7th Secretary-general of African, Caribbean and Pacific Group of States
- In office 1 March 2005 – 28 February 2010
- Preceded by: Jean-Robert Goulongana
- Succeeded by: Mohamed Ibn Chambas

Personal details
- Born: 11 July 1941 (age 84)

= John Kaputin =

Papua New Guinea politician (born 1941)

Sir John Rumet Kaputin, (born 11 July 1941) is a Papua New Guinean athlete and politician.

==Early life and education==

Kaputin was born on 11 July 1941 on Matupit Island, East New Britain Province.
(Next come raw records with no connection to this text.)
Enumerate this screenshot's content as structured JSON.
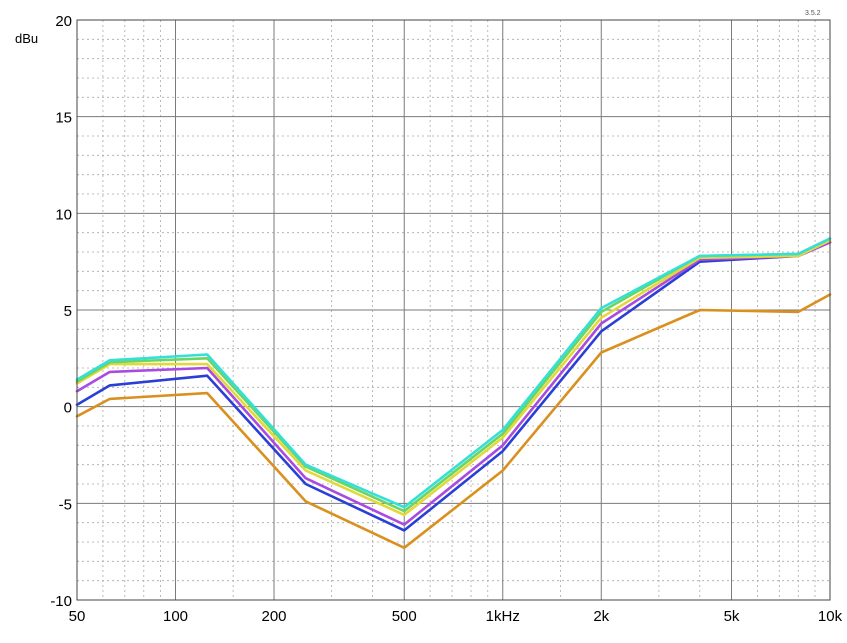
{
  "version": "3.5.2",
  "chart_data": {
    "type": "line",
    "ylabel": "dBu",
    "xlabel": "",
    "x_scale": "log",
    "xlim": [
      50,
      10000
    ],
    "ylim": [
      -10,
      20
    ],
    "grid": true,
    "x_ticks": [
      {
        "value": 50,
        "label": "50"
      },
      {
        "value": 100,
        "label": "100"
      },
      {
        "value": 200,
        "label": "200"
      },
      {
        "value": 500,
        "label": "500"
      },
      {
        "value": 1000,
        "label": "1kHz"
      },
      {
        "value": 2000,
        "label": "2k"
      },
      {
        "value": 5000,
        "label": "5k"
      },
      {
        "value": 10000,
        "label": "10k"
      }
    ],
    "y_ticks": [
      {
        "value": 20,
        "label": "20"
      },
      {
        "value": 15,
        "label": "15"
      },
      {
        "value": 10,
        "label": "10"
      },
      {
        "value": 5,
        "label": "5"
      },
      {
        "value": 0,
        "label": "0"
      },
      {
        "value": -5,
        "label": "-5"
      },
      {
        "value": -10,
        "label": "-10"
      }
    ],
    "x": [
      50,
      63,
      125,
      250,
      500,
      1000,
      2000,
      4000,
      8000,
      10000
    ],
    "series": [
      {
        "color": "#d9901e",
        "values": [
          -0.5,
          0.4,
          0.7,
          -4.9,
          -7.3,
          -3.3,
          2.8,
          5.0,
          4.9,
          5.8
        ]
      },
      {
        "color": "#2b3fd6",
        "values": [
          0.1,
          1.1,
          1.6,
          -4.0,
          -6.4,
          -2.3,
          3.9,
          7.5,
          7.8,
          8.5
        ]
      },
      {
        "color": "#a94be0",
        "values": [
          0.8,
          1.8,
          2.0,
          -3.7,
          -6.1,
          -2.0,
          4.3,
          7.6,
          7.8,
          8.5
        ]
      },
      {
        "color": "#e3d83a",
        "values": [
          1.2,
          2.2,
          2.2,
          -3.3,
          -5.6,
          -1.6,
          4.6,
          7.7,
          7.8,
          8.6
        ]
      },
      {
        "color": "#6cd464",
        "values": [
          1.3,
          2.3,
          2.5,
          -3.1,
          -5.4,
          -1.4,
          4.9,
          7.8,
          7.9,
          8.7
        ]
      },
      {
        "color": "#33e0d8",
        "values": [
          1.4,
          2.4,
          2.7,
          -3.0,
          -5.2,
          -1.2,
          5.1,
          7.8,
          7.9,
          8.7
        ]
      }
    ]
  }
}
After his primary schooling in the province, he proceeded onto Rockhampton Boys Grammar School in Queensland, Australia (1956-1959) where he completed his secondary school.

==Career==
===Athletic career===
He represented Papua and New Guinea as a sprinter at the 1962 British Empire and Commonwealth Games.
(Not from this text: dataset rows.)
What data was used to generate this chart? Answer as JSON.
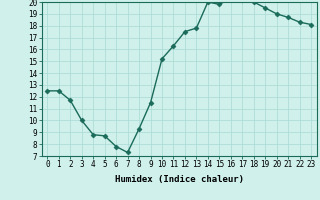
{
  "x": [
    0,
    1,
    2,
    3,
    4,
    5,
    6,
    7,
    8,
    9,
    10,
    11,
    12,
    13,
    14,
    15,
    16,
    17,
    18,
    19,
    20,
    21,
    22,
    23
  ],
  "y": [
    12.5,
    12.5,
    11.7,
    10.0,
    8.8,
    8.7,
    7.8,
    7.3,
    9.3,
    11.5,
    15.2,
    16.3,
    17.5,
    17.8,
    20.0,
    19.8,
    20.3,
    20.2,
    20.0,
    19.5,
    19.0,
    18.7,
    18.3,
    18.1
  ],
  "xlabel": "Humidex (Indice chaleur)",
  "ylim": [
    7,
    20
  ],
  "xlim_min": -0.5,
  "xlim_max": 23.5,
  "yticks": [
    7,
    8,
    9,
    10,
    11,
    12,
    13,
    14,
    15,
    16,
    17,
    18,
    19,
    20
  ],
  "xticks": [
    0,
    1,
    2,
    3,
    4,
    5,
    6,
    7,
    8,
    9,
    10,
    11,
    12,
    13,
    14,
    15,
    16,
    17,
    18,
    19,
    20,
    21,
    22,
    23
  ],
  "xtick_labels": [
    "0",
    "1",
    "2",
    "3",
    "4",
    "5",
    "6",
    "7",
    "8",
    "9",
    "10",
    "11",
    "12",
    "13",
    "14",
    "15",
    "16",
    "17",
    "18",
    "19",
    "20",
    "21",
    "22",
    "23"
  ],
  "line_color": "#1a6b5a",
  "marker": "D",
  "marker_size": 2.5,
  "bg_color": "#cff0eb",
  "grid_color": "#aeddd7",
  "tick_fontsize": 5.5,
  "xlabel_fontsize": 6.5
}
He then qualified for a scholarship to study at the University of Hawaiʻi in Honolulu (1966 – 1968), after which returned home to complete his studies at the University of Papua New Guinea in 1969.

===Political career===
Kaputin became an influential member and leader of the Mataungan Association in Rabaul. The association was a local Tolai grouping that was angered by the alienation of land by Germans and Australian plantation owners.

Armed with the leadership skills he had honed, he contested and easily won the 1972 General Elections and became the member for Rabaul Open for Papua New Guinea's National Parliament. Kaputin was appointed Minister of Finance under the Chan/Okuk Government in 1980. Whilst Minister for Finance, Kaputin was instrumental in crafting important legislation to establish Papua New Guinea's private company employees retirement fund, the National Provident Fund, which later became the National Superannuation Fund of Papua New Guinea NASFUND. Kwila Insurance was also introduced under Kaputin.
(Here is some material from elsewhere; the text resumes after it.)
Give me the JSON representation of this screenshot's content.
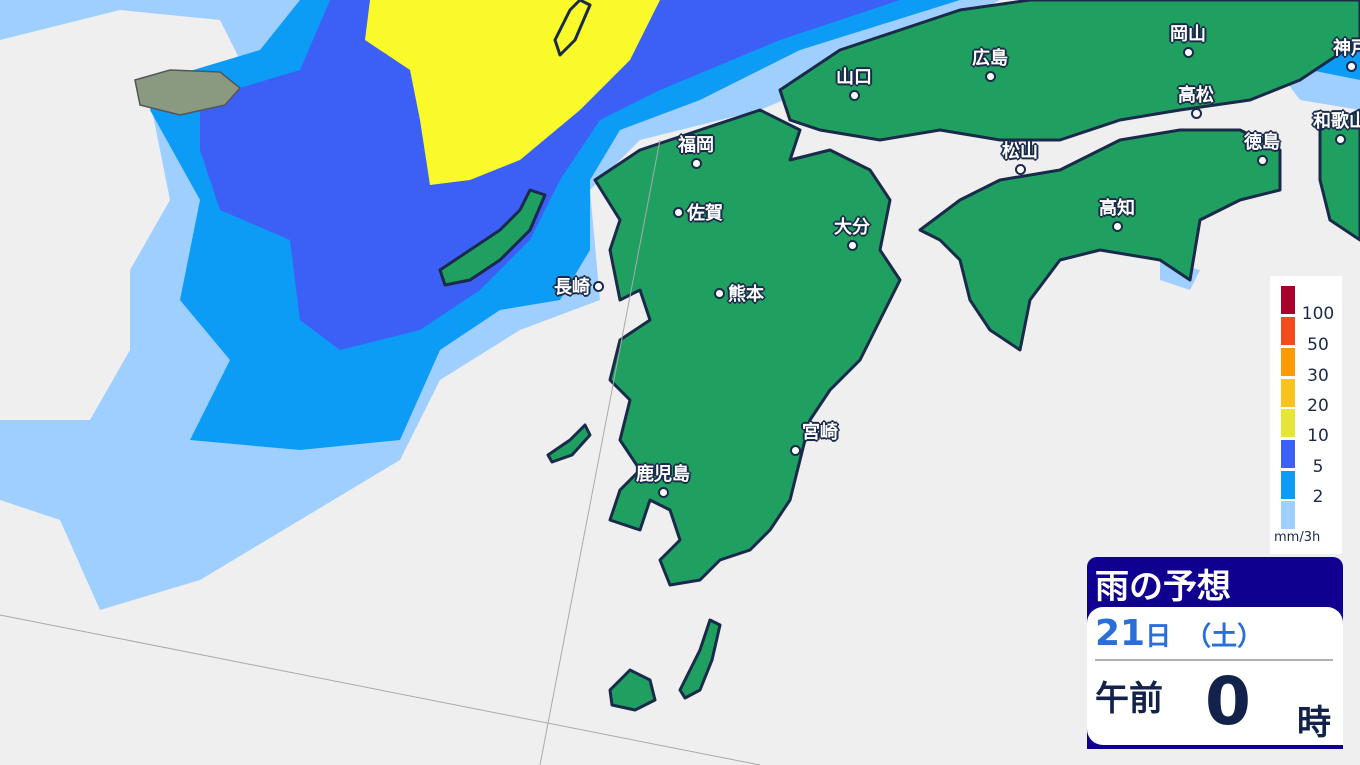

Kaputin was the foreign minister of Papua New Guinea from 1992 until 1994 and from December 1999 until 2000. He is a co-founder of the Melanesian Alliance Party. He was named Companion of the Order of St. Michael and St. George in 1983 and Knight Commander of the Order of the British Empire (KBE) in 1994 Birthday Honours List.

In March 2005, he took office as secretary-general of the African, Caribbean and Pacific Group of States, holding the position until 2010.

==Honors and awards==
In December 2011, Kaputin, alongside Edward Laboran, became the inaugural inductees into the Papua New Guinea Olympic Committee Sporting Hall of Fame.